Guardianships & Conservatorships

A guardianship may be established for an adult if he or she lacks the mental capacity to take the steps necessary to insure his or her own health and safety.  For example, if a person with advanced Alzheimer’s Disease is living at home alone, a guardianship could be established to arrange for in-home care services or explore alternative living arrangements.   

A conservatorship can be established for any person who cannot manage his or her own money.   It is easier to get a conservator appointed by the court than a guardian, as proof of mental incapacity is not required.  Inability to pay bills, giving in to scams and fraud, or falling under the “undue influence” of a greedy relative or caregiver  are valid reasons to consult an attorney about setting up a conservatorship.

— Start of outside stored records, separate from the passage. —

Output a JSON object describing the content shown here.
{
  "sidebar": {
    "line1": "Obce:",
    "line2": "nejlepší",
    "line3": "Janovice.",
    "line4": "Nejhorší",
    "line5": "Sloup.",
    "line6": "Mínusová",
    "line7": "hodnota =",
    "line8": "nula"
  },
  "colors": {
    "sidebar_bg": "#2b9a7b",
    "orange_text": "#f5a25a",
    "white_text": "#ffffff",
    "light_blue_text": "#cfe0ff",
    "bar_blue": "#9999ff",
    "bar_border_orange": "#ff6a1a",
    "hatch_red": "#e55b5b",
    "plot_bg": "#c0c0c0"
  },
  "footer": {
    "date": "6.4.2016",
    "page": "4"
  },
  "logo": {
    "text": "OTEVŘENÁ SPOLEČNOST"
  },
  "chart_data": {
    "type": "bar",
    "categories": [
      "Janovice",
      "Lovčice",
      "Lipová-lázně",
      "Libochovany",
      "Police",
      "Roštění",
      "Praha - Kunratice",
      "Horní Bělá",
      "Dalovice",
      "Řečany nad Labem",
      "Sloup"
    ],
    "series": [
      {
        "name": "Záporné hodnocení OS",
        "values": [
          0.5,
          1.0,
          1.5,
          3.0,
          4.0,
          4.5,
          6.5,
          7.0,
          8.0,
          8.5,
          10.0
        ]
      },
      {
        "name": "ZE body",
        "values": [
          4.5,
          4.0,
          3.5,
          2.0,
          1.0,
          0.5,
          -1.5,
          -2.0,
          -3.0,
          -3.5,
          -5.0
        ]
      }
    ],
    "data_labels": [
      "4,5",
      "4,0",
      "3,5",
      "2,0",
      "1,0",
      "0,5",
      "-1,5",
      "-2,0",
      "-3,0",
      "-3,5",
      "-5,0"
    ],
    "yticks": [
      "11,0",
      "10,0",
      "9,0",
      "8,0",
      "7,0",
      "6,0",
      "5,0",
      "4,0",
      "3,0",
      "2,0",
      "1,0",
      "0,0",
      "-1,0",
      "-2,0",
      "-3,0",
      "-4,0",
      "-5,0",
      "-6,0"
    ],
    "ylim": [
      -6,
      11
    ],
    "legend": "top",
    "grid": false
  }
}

The only way to establish a legal guardianship or conservatorship in Oregon is through a court order.  The lawyer opens the case by filing a petition with the court.  The “petitioner” can be any person interested in the welfare of the proposed “protected person.”  The petitioner can also be the proposed guardian or conservator, or the petitioner can nominate a 3rd party to serve as the guardian or conservator.   A petition can request that either a guardian or conservator be appointed, or that both be appointed. 

Although guardianships and conservatorships are  court proceedings, it is rare that the people involved ever set foot in a courtroom.   Usually the attorneys handle everything with the court via mail, and when a guardianship is sought, the court appoints a “court visitor” to meet with the proposed protected person and interview the proposed guardian and other people involved.  The court visitor then makes a report to the court as to whether a court order is necessary, and if the proposed guardian is suitable and qualified.

Even though a guardianship and conservatorship can be accomplished through the mail, it is a very serious matter.  The proposed protected person loses many of their civil rights when a guardian is appointed for them.    Therefore the proposed protected person has the right be notified of the petition and has 15 days to decide whether to object, be represented by an attorney, and present evidence at a court hearing where the petitioner has the burden of proving that a guardianship is necessary.   In emergency situations, the petitioner’s lawyer can go straight to court and ask a judge for an immediate temporary order and give the notice to the proposed protected person afterwards.

Lake Oswego Elder Law attorney Ellyn Stier has represented petitioners, proposed protected persons, and proposed guardians and conservators at dozens of these types of hearings, and has always won her client’s case.  However, we are mindful of the emotional and financial costs of court hearings, and always look for ways to avoid court if possible, such as negotiating or mediating for a limited court order, or getting the petition withdrawn if the protected person will accept more help and create a revocable living trust.  A guardianship or conservatorship has to be designed to allow the protected person as much independence as possible.